Les sanctions économiques ont joué un rôle majeur pour convaincre l'Afrique du
Sud d’abandonner son programme nucléaire. Quant à la Libye, l'intervention
militaire des Etats-Unis en Irak en
En d'autres termes, il n'existe
aucun précédent de démantèlement d’un programme nucléaire militaire grâce à la
diplomatie. Ce qui a fonctionné jusqu’à présent, ce sont les sanctions
économiques dans le cas de l'Afrique du Sud, et la menace militaire dans le cas
de la Libye (comme dans le cas des armes chimiques de la Syrie), Netanyahou a
donc raison de dire que pour que les négociations actuelles avec l'Iran
réussissent, les sanctions doivent être maintenues et même renforcées, et la
menace militaire doit être plus crédible que jamais.

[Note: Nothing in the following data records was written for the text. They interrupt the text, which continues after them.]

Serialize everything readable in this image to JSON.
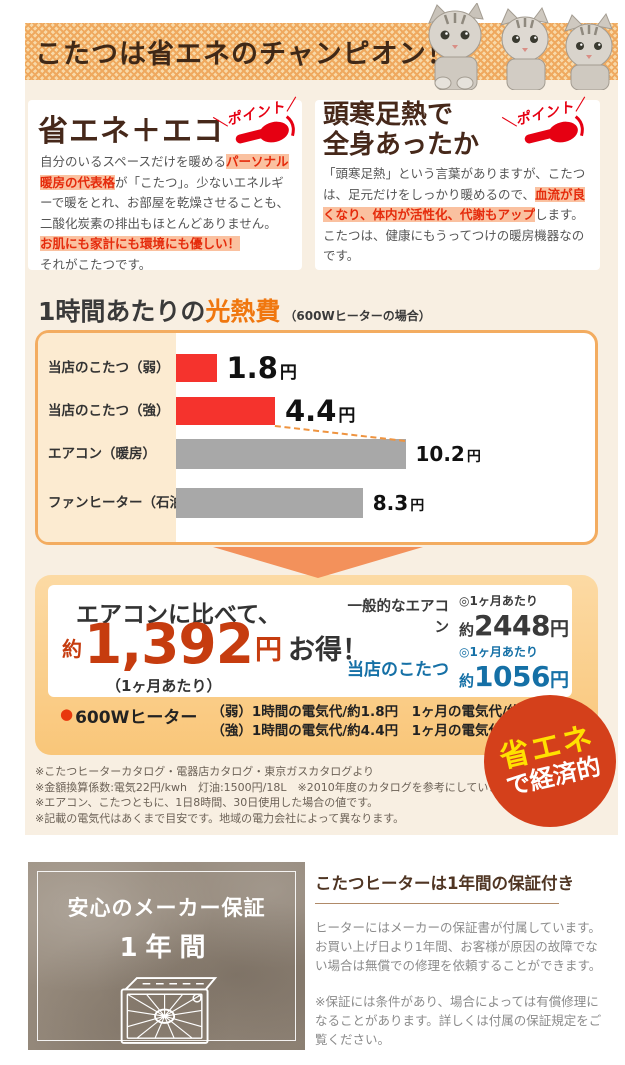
{
  "colors": {
    "accent": "#f0770f",
    "bar_red": "#f5332d",
    "bar_gray": "#a8a8a8",
    "highlight_bg": "#fac1a0",
    "highlight_text": "#e52b0c",
    "point_red": "#e60012",
    "big_red": "#c63c0f",
    "blue": "#1570a6",
    "badge_red": "#d4401b",
    "badge_yellow": "#ffe100",
    "panel_border": "#f3ac60",
    "dash": "#ef9440",
    "arrow": "#f3915b"
  },
  "banner": {
    "title": "こたつは省エネのチャンピオン！"
  },
  "point_badge": {
    "slash_left": "＼",
    "label": "ポイント",
    "slash_right": "／"
  },
  "eco_box": {
    "heading": "省エネ＋エコ",
    "parts": [
      {
        "text": "自分のいるスペースだけを暖める"
      },
      {
        "text": "パーソナル暖房の代表格",
        "highlight": true
      },
      {
        "text": "が「こたつ」。少ないエネルギーで暖をとれ、お部屋を乾燥させることも、二酸化炭素の排出もほとんどありません。"
      },
      {
        "text": "お肌にも家計にも環境にも優しい！",
        "highlight": true
      },
      {
        "text": "それがこたつです。"
      }
    ]
  },
  "warm_box": {
    "heading_line1": "頭寒足熱で",
    "heading_line2": "全身あったか",
    "parts": [
      {
        "text": "「頭寒足熱」という言葉がありますが、こたつは、足元だけをしっかり暖めるので、"
      },
      {
        "text": "血流が良くなり、体内が活性化、代謝もアップ",
        "highlight": true
      },
      {
        "text": "します。こたつは、健康にもうってつけの暖房機器なのです。"
      }
    ]
  },
  "chart_header": {
    "title_main": "1時間あたりの",
    "title_accent": "光熱費",
    "title_note": "（600Wヒーターの場合）"
  },
  "chart_data": {
    "type": "bar",
    "orientation": "horizontal",
    "title": "1時間あたりの光熱費（600Wヒーターの場合）",
    "unit": "円",
    "xlim": [
      0,
      12
    ],
    "grid": false,
    "legend": false,
    "categories": [
      "当店のこたつ（弱）",
      "当店のこたつ（強）",
      "エアコン（暖房）",
      "ファンヒーター（石油）"
    ],
    "values": [
      1.8,
      4.4,
      10.2,
      8.3
    ],
    "rows": [
      {
        "label": "当店のこたつ（弱）",
        "value": 1.8,
        "display": "1.8",
        "unit": "円",
        "color": "red"
      },
      {
        "label": "当店のこたつ（強）",
        "value": 4.4,
        "display": "4.4",
        "unit": "円",
        "color": "red"
      },
      {
        "label": "エアコン（暖房）",
        "value": 10.2,
        "display": "10.2",
        "unit": "円",
        "color": "gray"
      },
      {
        "label": "ファンヒーター（石油）",
        "value": 8.3,
        "display": "8.3",
        "unit": "円",
        "color": "gray"
      }
    ]
  },
  "savings": {
    "lead": "エアコンに比べて、",
    "approx": "約",
    "amount": "1,392",
    "unit": "円",
    "suffix": "お得！",
    "per_note": "（1ヶ月あたり）",
    "rows": [
      {
        "label": "一般的なエアコン",
        "per": "◎1ヶ月あたり",
        "approx": "約",
        "value": "2448",
        "unit": "円"
      },
      {
        "label": "当店のこたつ",
        "per": "◎1ヶ月あたり",
        "approx": "約",
        "value": "1056",
        "unit": "円"
      }
    ],
    "heater": {
      "bullet": "●",
      "label": "600Wヒーター",
      "lines": [
        "（弱）1時間の電気代/約1.8円　1ヶ月の電気代/約432円",
        "（強）1時間の電気代/約4.4円　1ヶ月の電気代/約1056円"
      ]
    },
    "badge": {
      "line1": "省エネ",
      "line2": "で経済的"
    }
  },
  "footnotes": [
    "※こたつヒーターカタログ・電器店カタログ・東京ガスカタログより",
    "※金額換算係数:電気22円/kwh　灯油:1500円/18L　※2010年度のカタログを参考にしています。",
    "※エアコン、こたつともに、1日8時間、30日使用した場合の値です。",
    "※記載の電気代はあくまで目安です。地域の電力会社によって異なります。"
  ],
  "warranty": {
    "box": {
      "title": "安心のメーカー保証",
      "period": "1年間"
    },
    "info": {
      "heading": "こたつヒーターは1年間の保証付き",
      "p1": "ヒーターにはメーカーの保証書が付属しています。お買い上げ日より1年間、お客様が原因の故障でない場合は無償での修理を依頼することができます。",
      "p2": "※保証には条件があり、場合によっては有償修理になることがあります。詳しくは付属の保証規定をご覧ください。"
    }
  }
}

Le problème d'Israël n'est pas que
l'Occident n'est pas d'accord avec l'argument imparable de Netanyahou. Le
problème est que l'Occident est prêt à se satisfaire de ce qui est inacceptable
pour Israël. Les Etats-Unis et l'Europe laisseront sans doute l'Iran enrichir
de l'uranium et du plutonium tant que l’Iran ne construira pas de bombe.
Mais pour Israël, cela
signifierait donner à l’Iran la possibilité de construire une bombe à tout
moment.
L'homme nu sur le mur du Palais
des Nations à Genève peut être couvert pendant la durée des pourparlers, mais
le roi est nu : l'Iran et les Etats-Unis sont apparemment prêts à une formule
de compromis qui leur permettra de sauver la face.
Si tel est le cas, Netanyahou
arrivera inévitablement à la conclusion qu'Israël est seul.
Et comme il l’a dit dans son
discours à l'ONU : "Si
Israël est acculé à la solitude, Israël agira seul".